The Cook County Department of Public Health, meanwhile, is reporting that as of the morning of May 12, there were 56 people in Riverside who had tested positive for COVID-19, a roughly 37-percent increase in new cases since the morning of May 5.

That’s Riverside’s highest rate of new cases reported since April 21 and represents the second straight week where the number of new cases has increased at a higher rate than the week before.

Buckley told trustees that the increase in new positives results was likely due to an increase in testing for COVID-19 in Illinois. During Gov. J.B. Pritzker’s daily press conference on the pandemic, he stated that the number of tests performed in the latest 24-hour period had exceeded 20,000 for the first time.

“I expect this number [COVID-19 cases in Riverside] to increase over the next few weeks,” Buckley told trustees. “The reason for this increase in positive cases is due to the increase in testing being offered.”

 

Brookfield fatality reported

A week after the Cook County Medical Examiner erroneously reported that a Brookfield man had died as a result of COVID-19, the agency determined this week that another man suspected to have died from COVID-19 did test positive for the disease.

The 77-year-old Brookfield man died on April 19 and his cause of death had been listed as “pending” for more than two weeks before being updated by the medical examiner’s office last week.
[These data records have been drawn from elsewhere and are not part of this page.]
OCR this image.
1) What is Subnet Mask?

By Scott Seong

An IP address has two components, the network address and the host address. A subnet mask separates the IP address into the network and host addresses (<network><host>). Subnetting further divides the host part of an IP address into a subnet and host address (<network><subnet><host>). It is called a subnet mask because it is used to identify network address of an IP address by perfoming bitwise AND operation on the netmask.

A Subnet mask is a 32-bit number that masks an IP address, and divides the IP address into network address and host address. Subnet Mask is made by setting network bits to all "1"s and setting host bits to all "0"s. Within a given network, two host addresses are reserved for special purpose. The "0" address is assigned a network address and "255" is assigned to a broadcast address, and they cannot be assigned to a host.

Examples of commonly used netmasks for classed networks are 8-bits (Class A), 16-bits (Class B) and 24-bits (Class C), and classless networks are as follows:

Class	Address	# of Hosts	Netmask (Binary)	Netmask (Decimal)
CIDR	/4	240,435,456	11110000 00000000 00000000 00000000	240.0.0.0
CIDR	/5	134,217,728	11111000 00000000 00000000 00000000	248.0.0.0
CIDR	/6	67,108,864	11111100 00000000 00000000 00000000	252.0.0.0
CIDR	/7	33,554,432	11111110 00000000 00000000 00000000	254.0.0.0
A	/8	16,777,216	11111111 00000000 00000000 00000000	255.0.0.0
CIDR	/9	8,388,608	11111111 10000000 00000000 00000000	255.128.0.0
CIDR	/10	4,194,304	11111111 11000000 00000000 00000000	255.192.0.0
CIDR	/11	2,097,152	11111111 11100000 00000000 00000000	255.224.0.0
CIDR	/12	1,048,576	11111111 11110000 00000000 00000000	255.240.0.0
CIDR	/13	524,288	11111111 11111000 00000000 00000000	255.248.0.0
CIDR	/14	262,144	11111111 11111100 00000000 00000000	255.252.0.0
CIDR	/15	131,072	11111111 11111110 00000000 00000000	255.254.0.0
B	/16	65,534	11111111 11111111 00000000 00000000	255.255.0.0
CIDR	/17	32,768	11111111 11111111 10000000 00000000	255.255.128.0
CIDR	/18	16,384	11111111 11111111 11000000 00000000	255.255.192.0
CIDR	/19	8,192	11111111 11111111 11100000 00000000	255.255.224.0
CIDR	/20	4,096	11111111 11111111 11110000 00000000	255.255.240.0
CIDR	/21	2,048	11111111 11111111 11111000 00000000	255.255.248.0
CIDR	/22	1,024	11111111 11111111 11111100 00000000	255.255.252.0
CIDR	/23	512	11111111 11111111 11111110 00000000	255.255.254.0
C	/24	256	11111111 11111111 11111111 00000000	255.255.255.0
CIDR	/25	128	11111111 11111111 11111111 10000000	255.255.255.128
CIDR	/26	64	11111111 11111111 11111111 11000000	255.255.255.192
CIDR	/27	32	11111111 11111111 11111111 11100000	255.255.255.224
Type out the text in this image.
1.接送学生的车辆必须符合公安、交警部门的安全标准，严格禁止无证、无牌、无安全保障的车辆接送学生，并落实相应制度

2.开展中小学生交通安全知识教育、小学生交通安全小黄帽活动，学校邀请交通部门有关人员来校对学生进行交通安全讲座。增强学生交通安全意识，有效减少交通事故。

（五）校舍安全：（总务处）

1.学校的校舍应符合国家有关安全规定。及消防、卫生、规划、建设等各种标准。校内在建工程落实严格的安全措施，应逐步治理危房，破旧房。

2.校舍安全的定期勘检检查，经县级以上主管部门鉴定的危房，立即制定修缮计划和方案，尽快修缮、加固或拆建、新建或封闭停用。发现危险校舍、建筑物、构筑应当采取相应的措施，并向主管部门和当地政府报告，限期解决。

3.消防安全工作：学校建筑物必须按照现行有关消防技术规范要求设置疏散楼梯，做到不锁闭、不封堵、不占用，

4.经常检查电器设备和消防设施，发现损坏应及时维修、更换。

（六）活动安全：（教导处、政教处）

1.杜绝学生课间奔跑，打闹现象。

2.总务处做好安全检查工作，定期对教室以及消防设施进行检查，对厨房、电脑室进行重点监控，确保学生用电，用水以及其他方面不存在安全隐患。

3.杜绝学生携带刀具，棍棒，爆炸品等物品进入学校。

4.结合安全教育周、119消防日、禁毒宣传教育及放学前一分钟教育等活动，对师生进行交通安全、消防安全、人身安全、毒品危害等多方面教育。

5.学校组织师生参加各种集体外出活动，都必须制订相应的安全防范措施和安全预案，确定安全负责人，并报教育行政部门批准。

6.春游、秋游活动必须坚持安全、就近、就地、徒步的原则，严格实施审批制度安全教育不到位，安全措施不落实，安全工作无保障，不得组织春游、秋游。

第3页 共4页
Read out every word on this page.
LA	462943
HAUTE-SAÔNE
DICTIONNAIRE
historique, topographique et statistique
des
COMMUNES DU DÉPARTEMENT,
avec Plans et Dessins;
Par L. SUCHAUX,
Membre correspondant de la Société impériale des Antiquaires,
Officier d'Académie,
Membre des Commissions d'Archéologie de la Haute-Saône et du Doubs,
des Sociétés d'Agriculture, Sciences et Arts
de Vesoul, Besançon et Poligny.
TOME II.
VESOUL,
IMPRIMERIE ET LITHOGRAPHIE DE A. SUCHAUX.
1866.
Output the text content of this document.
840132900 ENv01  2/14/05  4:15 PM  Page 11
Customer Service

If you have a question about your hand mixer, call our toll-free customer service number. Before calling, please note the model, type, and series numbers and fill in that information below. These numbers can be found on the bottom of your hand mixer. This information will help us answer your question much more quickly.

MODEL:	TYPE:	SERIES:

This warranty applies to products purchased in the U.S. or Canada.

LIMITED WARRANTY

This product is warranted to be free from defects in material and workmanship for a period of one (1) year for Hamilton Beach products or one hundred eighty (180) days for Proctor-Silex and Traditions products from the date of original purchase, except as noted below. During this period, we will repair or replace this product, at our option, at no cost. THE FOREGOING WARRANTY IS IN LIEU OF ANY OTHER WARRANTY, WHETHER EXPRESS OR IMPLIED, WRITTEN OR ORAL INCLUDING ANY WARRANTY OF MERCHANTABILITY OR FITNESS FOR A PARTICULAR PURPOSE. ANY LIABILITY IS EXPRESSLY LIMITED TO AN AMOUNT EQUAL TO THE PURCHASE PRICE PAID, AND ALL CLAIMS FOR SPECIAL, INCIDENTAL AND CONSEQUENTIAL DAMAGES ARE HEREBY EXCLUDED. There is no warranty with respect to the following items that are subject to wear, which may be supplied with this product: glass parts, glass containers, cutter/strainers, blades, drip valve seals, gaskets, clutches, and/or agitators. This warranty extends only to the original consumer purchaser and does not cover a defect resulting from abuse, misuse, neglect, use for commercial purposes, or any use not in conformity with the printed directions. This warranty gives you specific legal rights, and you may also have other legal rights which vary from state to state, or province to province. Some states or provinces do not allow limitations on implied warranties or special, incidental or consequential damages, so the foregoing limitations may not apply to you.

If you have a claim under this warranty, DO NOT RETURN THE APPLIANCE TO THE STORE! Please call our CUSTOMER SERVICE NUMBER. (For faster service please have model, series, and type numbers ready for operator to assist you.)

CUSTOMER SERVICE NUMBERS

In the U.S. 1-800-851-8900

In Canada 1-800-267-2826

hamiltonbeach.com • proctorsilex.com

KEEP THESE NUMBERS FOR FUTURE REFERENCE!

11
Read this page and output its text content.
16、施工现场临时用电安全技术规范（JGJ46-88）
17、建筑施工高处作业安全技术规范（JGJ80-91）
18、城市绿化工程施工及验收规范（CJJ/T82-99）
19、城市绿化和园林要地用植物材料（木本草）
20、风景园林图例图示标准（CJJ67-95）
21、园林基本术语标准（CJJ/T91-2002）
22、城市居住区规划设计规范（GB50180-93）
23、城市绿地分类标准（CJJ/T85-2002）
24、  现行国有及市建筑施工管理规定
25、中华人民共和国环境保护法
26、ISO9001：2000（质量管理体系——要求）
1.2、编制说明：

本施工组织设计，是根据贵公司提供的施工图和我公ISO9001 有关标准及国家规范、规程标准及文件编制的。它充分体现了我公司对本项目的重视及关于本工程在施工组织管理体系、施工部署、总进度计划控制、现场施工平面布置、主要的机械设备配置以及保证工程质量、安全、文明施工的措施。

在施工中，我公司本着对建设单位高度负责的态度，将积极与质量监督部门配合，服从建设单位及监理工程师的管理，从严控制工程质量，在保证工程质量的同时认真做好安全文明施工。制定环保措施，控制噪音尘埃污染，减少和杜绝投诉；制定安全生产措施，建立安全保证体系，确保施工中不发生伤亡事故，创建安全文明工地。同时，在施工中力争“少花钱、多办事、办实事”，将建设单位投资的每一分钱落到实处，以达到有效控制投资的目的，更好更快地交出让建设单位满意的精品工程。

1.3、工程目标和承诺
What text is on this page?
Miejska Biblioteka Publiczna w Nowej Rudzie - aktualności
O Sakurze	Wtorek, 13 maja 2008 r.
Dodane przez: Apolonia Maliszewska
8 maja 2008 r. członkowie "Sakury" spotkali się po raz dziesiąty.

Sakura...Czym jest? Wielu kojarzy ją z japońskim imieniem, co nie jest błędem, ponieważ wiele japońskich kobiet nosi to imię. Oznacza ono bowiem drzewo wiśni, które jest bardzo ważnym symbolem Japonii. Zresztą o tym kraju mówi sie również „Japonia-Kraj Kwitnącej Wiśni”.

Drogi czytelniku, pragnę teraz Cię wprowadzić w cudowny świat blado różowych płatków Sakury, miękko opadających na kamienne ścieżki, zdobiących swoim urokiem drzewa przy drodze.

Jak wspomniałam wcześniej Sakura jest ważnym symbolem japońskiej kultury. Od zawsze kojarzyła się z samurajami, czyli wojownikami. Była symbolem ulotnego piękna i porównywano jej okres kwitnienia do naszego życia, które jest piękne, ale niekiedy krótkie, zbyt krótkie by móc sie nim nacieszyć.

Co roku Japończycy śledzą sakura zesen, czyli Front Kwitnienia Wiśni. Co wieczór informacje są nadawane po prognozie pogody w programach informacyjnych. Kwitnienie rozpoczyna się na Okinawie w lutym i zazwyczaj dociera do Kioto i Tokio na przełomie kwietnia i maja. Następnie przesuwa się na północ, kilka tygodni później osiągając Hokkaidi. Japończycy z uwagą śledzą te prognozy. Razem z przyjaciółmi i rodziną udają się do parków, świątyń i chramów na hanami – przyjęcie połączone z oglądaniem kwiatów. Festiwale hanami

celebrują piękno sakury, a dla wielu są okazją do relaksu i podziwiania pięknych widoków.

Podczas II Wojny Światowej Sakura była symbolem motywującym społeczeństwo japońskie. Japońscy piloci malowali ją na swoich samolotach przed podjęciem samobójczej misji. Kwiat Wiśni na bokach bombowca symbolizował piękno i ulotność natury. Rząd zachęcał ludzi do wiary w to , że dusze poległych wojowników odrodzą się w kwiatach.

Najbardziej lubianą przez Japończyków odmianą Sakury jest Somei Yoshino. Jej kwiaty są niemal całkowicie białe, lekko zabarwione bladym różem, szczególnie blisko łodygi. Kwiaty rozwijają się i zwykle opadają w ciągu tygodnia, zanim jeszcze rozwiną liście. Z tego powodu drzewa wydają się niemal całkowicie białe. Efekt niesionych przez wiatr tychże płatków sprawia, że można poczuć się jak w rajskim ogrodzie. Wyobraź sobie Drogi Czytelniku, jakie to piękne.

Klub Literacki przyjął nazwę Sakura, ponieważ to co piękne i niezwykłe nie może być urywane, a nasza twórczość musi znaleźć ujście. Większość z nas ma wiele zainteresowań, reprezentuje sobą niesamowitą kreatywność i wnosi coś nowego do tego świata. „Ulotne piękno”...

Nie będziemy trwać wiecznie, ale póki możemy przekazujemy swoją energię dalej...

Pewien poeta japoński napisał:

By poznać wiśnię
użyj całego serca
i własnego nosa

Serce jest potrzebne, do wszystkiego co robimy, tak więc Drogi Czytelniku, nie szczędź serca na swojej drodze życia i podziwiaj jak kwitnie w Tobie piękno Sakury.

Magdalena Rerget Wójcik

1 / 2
He became the first resident to succumb to the disease in Brookfield, according to the Cook County Department of Public Health.

As of the morning of May 12, the number of people testing positive for COVID-19 in Brookfield was listed as 99 by the county. 

For the past three weeks, the rate of new cases reported in Brookfield has been steady at between 22 and 24 percent.

 

No new cases in North Riverside

The Cook County Department of Public Health on the morning of May 12 reported that 42 North Riverside residents had tested positive for COVID-19.

At just one new case since the morning of May 5, it was the smallest week-over-week increase in new cases (at 2 percent) in the village since mid-April, but the village’s case numbers have been erratic over the past six weeks, with slow weeks followed by rapid increases in new cases the next.

Two North Riverside residents, both 73-year-old men, have died from the disease. Those fatalities occurred on March 31 and April 15.

 

North Riverside mayor sources 4,000 masks

North Riverside Mayor Hubert Hermanek announced at the village board’s May 11 meeting, which was held via teleconference, that he had obtained 4,000 three-layer face masks, which will be distributed at no charge to any resident upon request.

Residents can call the police department’s records line at 708-762-5431 to get on the daily delivery list. To date, North Riverside has distributed nearly 1,000 masks, according to Village Administrator Sue Scarpiniti.

Hermanek said he was contacted by former Cook County Commissioner Richard Boykin last week about the opportunity to obtain masks from Chicago businessman and 2015 Chicago mayoral candidate Willie Wilson.

Wilson on May 9 handed out thousands of masks at three churches on Chicago’s south and west sides. Hermanek went to House of Hope, the South Side church where former state senator Rev. James Meeks is pastor, to collect two boxes of masks for North Riverside.

Mayors from suburban Bellwood and Maywood were also present to collect masks at Good Hope Church, said Hermanek.

Hermanek also announced Monday that the village will offer drive-thru vehicle sticker renewal every Wednesday evening from 3 to 7 p.m., in the rear lot of the Village Commons, 2401 Desplaines Ave., weather permitting, beginning May 13 through at least the end of the month.

Just bring a completed application and a check or credit card (no cash) and it will be safely processed as you wait.